Immediately spoon mixture into freezer containers (we used wide-mouth canning jars,) 
leaving 1/2-inch headspace. Wipe rims of containers; seal. Let stand at room temperature, 
about 24 hours or until set.

Store in freezer up to 6 months or in refrigerator up to 3 weeks. Thaw frozen jam and stir before serving.


This is a great first jam recipe. It takes only about 30 minutes to make it. We got 5 half-pint jars of jam, plus a smaller amount for sampling.

A few things I think might have helped:

Have the strawberries at room temp before starting. Ours had been in the refrigerator and it was harder for the sugar to dissolve.

I wish I had left bigger pieces in the mashed berries. It said "slightly chunky" but that is subject to interpretation. I think I was close to having strawberry jelly!

Add the pectin to the water gradually, stirring as you pour it in to help it dissolve easily.

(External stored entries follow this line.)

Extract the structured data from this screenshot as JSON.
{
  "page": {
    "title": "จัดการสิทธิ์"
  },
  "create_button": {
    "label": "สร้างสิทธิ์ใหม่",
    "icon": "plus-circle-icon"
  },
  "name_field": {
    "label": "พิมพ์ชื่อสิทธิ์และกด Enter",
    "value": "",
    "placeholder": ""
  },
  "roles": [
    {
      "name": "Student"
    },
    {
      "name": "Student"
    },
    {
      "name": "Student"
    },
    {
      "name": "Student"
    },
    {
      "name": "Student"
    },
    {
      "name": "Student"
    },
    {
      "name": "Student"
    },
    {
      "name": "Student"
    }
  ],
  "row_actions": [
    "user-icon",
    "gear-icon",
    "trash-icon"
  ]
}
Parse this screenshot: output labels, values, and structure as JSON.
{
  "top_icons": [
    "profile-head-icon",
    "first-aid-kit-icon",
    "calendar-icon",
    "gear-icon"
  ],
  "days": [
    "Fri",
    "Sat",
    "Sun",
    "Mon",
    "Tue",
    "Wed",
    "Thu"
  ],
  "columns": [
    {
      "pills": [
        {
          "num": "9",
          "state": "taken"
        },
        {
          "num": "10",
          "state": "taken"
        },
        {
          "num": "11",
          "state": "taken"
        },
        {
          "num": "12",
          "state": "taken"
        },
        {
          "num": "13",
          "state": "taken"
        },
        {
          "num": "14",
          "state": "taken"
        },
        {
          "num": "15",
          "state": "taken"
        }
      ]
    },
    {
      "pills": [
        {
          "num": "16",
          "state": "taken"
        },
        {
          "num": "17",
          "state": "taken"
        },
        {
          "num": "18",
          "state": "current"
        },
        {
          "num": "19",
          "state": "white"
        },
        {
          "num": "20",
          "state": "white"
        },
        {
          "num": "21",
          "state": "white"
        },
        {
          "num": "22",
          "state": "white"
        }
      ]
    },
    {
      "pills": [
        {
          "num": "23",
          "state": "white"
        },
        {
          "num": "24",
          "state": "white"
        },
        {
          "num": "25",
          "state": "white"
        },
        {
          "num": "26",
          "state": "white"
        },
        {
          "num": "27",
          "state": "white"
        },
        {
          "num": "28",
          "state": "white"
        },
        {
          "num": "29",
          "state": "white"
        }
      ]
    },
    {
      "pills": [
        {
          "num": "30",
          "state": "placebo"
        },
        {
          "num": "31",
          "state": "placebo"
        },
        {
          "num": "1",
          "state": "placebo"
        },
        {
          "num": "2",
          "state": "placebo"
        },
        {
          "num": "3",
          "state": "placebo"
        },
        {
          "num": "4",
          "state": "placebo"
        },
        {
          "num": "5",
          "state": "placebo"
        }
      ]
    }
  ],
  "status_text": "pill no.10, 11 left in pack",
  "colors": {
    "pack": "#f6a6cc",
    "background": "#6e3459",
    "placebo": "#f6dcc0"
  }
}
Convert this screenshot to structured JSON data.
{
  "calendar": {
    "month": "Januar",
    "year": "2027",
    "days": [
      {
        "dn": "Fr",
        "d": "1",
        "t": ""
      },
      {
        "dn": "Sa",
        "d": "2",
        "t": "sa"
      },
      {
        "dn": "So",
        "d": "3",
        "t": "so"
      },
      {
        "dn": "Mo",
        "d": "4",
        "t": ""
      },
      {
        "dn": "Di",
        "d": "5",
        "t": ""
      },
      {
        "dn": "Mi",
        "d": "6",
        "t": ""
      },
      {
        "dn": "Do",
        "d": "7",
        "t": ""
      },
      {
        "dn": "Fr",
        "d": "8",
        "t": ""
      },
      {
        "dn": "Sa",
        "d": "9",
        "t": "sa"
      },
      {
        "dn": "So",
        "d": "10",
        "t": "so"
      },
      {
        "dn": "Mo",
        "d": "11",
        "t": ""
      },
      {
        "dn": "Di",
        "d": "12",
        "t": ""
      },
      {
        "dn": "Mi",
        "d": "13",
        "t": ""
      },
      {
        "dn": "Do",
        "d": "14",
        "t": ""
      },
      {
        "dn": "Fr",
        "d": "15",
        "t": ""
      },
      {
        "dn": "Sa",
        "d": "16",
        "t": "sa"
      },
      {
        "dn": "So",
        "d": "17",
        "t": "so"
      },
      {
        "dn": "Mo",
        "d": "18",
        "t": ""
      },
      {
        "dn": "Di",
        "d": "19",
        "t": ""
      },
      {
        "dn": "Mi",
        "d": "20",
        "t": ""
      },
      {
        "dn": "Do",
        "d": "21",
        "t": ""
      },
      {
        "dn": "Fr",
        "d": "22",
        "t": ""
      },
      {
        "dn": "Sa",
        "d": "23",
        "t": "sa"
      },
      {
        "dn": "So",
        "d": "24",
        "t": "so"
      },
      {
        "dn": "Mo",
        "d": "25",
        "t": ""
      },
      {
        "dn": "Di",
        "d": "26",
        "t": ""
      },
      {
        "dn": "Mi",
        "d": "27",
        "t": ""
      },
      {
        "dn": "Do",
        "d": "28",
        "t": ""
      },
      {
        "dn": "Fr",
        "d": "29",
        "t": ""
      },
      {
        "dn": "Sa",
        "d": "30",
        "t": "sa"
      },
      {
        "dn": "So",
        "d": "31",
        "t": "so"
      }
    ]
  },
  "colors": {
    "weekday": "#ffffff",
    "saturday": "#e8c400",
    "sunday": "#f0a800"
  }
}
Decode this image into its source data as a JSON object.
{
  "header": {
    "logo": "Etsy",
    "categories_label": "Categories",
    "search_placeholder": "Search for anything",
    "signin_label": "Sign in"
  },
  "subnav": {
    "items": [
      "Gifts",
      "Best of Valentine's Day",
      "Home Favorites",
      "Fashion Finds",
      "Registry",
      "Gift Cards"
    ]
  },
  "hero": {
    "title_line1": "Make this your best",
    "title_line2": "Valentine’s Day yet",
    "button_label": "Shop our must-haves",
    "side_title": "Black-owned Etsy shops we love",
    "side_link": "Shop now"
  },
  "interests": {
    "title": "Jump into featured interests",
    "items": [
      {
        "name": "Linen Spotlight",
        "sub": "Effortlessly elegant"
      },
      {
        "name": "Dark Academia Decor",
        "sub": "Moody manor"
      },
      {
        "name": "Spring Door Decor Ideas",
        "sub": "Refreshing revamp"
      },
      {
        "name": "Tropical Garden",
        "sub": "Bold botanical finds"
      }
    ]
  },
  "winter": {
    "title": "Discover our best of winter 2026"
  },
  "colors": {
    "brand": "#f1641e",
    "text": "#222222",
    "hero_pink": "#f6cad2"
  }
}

Stir the sugar/strawberry mix until the sugar has dissolved (or nearly dissolved) before stirring in the hot pectin. You can stir longer than three minutes after adding the pectin, if necessary.

I brought a jar to Mommy's house. She had it for breakfast this morning and said, "It's thumbs up for the jam!" I will make this again for sure. I want to see if following my "might have helped" ideas make much difference in the end result. Just remember, that because the recipe is really only strawberries and sugar, that it will be completely edible and totally delicious any way it turns out.